Informal communication systems have two main types: social networks and grapevine. A social network is a web of personal relationships that transcend the boundaries of hierarchy, department and organization. The following diagram shows a simple social network system.
                                       A bunch of blue circles connected by various lines.

In a social network, a person may reach out for information or assistance to anyone else in their network. He can also seek assistance from another group through the linking member. People with large social networks have access to a lot of information, and they can spread information through an organization by linking individuals. In an organisation, connecting individuals can be very powerful.
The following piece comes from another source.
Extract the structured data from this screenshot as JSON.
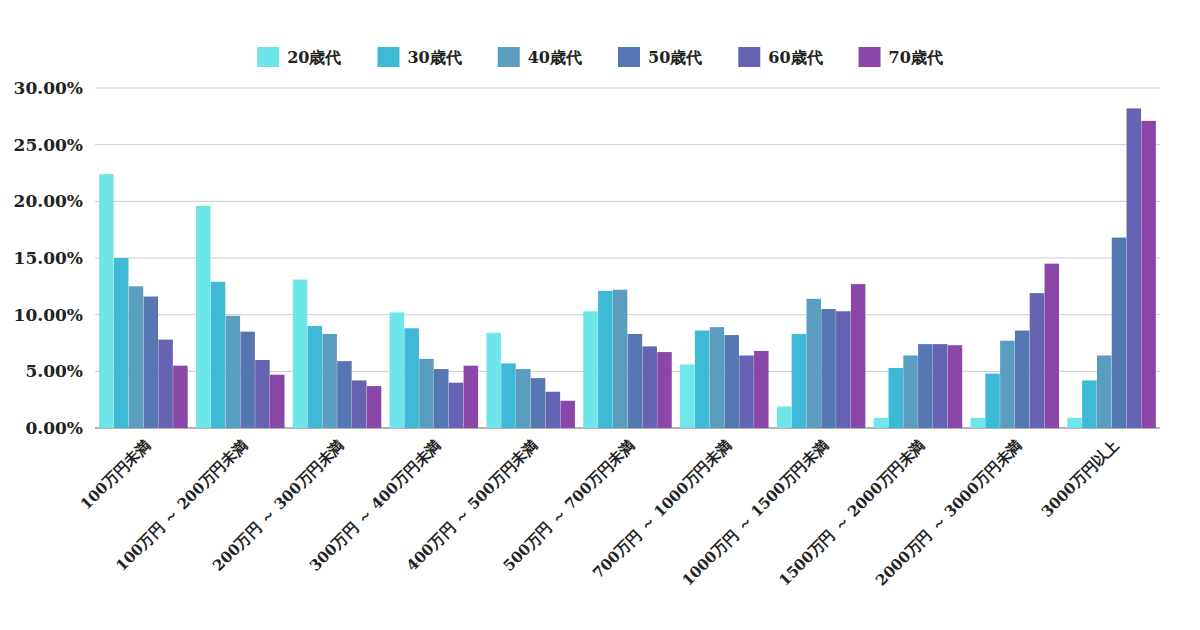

The grapevine is how a company spreads gossip. A rumor mill is another word for a grapevine. In some ways, nearly everyone engages in gossip, so it's a very successful way to spread information. Nevertheless, knowledge also travels more easily through the grapevine than through structured sources of information. Sadly, there is no control over the data and it can be skewed or even absolutely produced. The grapevine is especially important when there are insufficient formal communications. Citizens don't like the conditions that affect them to be unknown. If the structured process does not include information, they must look for and spread information through the grapevine.

A grapevine is unstructured and transitory, unlike a social network, although the grapevine can follow links to social networks. Information flows by fortuitous experiences, casual gatherings and overheard conversations in the grapevine. The pace and distribution of grapevines has been greatly increased by digital communication and social media.